The Mercies by Kiran Millwood Hargrave – Review

Title: The Mercies

Author: Kiran Millwood Hargrave

Genre: Historical Fiction

Publisher: Pan Macmillan, Picador

Publication Date: 7th February 2020

Rating: 5/5



On Christmas Eve, 1617, the sea around the remote Norwegian island of Vardø is thrown into a reckless storm. As Maren Magnusdatter watches, forty fishermen, including her father and brother, are lost to the waves – the menfolk of Vardø wiped out in an instant.

Vardø is now a place of women.

Eighteen months later, a sinister figure arrives. Summoned from Scotland to take control of a place at the edge of the civilized world, Absalom Cornet knows what he needs to do to bring the women of Vardø to heel. With him travels his young wife, Ursa. In Vardø, and in Maren, Ursa finds something she has never seen before: independent women. But Absalom sees only a place flooded with a terrible evil, one he must root out at all costs . . .


I am always drawn to books set in a time or place I know little about so when I saw that  The Mercies told the story of a remote Norwegian island full of women after the men are virtually wiped out by a terrible storm, I was immediately interested. The Mercies is a fictionalised account of true events involving witch trials in Vardø in the 17th century. It is a swirling mix of atmosphere, love, intensity, fear and feminism and I absolutely devoured it.

The Mercies is a slow burn of a book – at least at first. The story builds and builds at a clever and subtle pace until it reaches it’s incredibly emotional crescendo and I desperately didn’t want it to end. It is full of beautiful, lyrical prose which creates the perfect eerie and other worldly atmosphere for this story. This book is entirely about the women. It’s about the strength women can draw from one another but also the cruelty with which they can tear each other apart. The women of Vardø find themselves in a challenging and unusual situation but they find the strength to create and sustain a life for themselves in the wake of a tragedy. The rhythm they find is empowering which makes it all the more troubling when a man arrives to take charge and destroys the community they have created.
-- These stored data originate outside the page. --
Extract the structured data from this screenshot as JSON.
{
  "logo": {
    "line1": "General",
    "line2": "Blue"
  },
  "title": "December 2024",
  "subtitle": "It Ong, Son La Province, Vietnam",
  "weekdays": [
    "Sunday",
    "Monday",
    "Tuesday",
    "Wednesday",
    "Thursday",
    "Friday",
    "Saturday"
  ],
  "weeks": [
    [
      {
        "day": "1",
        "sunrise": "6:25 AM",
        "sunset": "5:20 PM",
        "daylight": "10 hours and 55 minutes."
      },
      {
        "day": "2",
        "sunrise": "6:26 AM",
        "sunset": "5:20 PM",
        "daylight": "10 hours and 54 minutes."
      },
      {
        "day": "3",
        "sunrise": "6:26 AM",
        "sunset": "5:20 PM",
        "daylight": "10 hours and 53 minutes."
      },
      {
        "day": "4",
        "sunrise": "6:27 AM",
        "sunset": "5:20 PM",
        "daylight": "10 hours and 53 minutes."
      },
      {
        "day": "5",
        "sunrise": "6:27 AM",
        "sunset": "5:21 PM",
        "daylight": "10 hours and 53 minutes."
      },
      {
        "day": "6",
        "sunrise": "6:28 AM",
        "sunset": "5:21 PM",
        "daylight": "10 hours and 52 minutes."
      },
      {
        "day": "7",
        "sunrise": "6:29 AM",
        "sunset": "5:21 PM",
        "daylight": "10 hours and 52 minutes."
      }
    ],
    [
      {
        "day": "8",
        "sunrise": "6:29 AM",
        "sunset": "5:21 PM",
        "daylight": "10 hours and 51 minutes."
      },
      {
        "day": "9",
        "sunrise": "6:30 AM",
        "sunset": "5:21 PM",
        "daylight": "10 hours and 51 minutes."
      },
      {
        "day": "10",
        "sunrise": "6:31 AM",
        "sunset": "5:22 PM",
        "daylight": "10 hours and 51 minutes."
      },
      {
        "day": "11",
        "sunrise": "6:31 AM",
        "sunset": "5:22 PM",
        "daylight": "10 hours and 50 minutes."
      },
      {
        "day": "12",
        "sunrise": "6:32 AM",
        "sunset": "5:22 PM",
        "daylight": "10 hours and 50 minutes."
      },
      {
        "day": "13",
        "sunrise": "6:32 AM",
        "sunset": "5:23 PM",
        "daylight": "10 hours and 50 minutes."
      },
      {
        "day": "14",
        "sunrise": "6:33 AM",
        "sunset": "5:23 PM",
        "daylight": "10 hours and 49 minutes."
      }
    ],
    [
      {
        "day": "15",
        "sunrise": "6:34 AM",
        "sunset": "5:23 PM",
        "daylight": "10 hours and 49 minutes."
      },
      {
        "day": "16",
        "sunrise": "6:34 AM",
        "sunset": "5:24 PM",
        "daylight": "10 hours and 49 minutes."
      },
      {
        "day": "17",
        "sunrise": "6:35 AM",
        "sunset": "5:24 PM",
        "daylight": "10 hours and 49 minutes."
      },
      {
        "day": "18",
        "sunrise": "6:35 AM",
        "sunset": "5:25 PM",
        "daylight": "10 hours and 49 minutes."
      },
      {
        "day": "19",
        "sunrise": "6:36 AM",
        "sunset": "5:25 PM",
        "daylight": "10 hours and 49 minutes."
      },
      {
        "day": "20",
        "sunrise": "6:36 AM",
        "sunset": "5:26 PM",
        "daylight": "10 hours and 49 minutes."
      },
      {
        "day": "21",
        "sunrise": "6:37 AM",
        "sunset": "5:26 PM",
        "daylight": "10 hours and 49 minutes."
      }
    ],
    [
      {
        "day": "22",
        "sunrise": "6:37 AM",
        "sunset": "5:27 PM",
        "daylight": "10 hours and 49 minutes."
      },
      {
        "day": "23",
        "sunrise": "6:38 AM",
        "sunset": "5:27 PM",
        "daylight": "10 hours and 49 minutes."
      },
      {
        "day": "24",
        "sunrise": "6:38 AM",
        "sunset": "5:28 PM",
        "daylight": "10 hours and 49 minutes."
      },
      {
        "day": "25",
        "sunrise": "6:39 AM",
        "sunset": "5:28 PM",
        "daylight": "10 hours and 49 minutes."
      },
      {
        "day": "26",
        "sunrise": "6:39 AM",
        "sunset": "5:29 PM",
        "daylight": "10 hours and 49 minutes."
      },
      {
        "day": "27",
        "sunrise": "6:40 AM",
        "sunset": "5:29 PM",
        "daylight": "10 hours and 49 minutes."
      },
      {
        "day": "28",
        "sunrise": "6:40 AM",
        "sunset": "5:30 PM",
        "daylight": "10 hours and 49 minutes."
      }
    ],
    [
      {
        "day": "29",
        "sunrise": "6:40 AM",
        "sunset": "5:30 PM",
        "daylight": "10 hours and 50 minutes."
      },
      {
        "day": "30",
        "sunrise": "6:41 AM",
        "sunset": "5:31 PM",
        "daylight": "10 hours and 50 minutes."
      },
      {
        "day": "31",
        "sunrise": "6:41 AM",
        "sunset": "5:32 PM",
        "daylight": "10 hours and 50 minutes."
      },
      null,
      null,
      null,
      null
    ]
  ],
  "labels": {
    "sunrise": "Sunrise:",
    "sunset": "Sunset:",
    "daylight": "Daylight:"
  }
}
A commissioner from Scotland (a country famous for the sheer volume of it’s witch trials at the time) is recruited and arrives in Vardø with his new wife in tow. He sees darkness and sorcery in anything and anybody who doesn’t fit with his and the patriarchal system’s ideals. The Mercies really highlights the corrosive sexism of witch hunting and and also the duplicity of men like the commissioner who use fear and lies to benefit themselves and bolster their egos. There is a great deal of darkness in this story but there is also love. The relationship that slowly grows between Maren, a Vardø woman and Ursa, the commissioner’s naive but kindhearted new wife is beautifully nuanced and incredibly touching. It is a relationship full of small moments and touches which convey a deeper passion and it is the real heart of the novel. Overall, all I can say is that The Mercies is a gorgeously written book that I would recommend to anyone.


I received this e-arc through Netgalley. My review is my own honest opinion.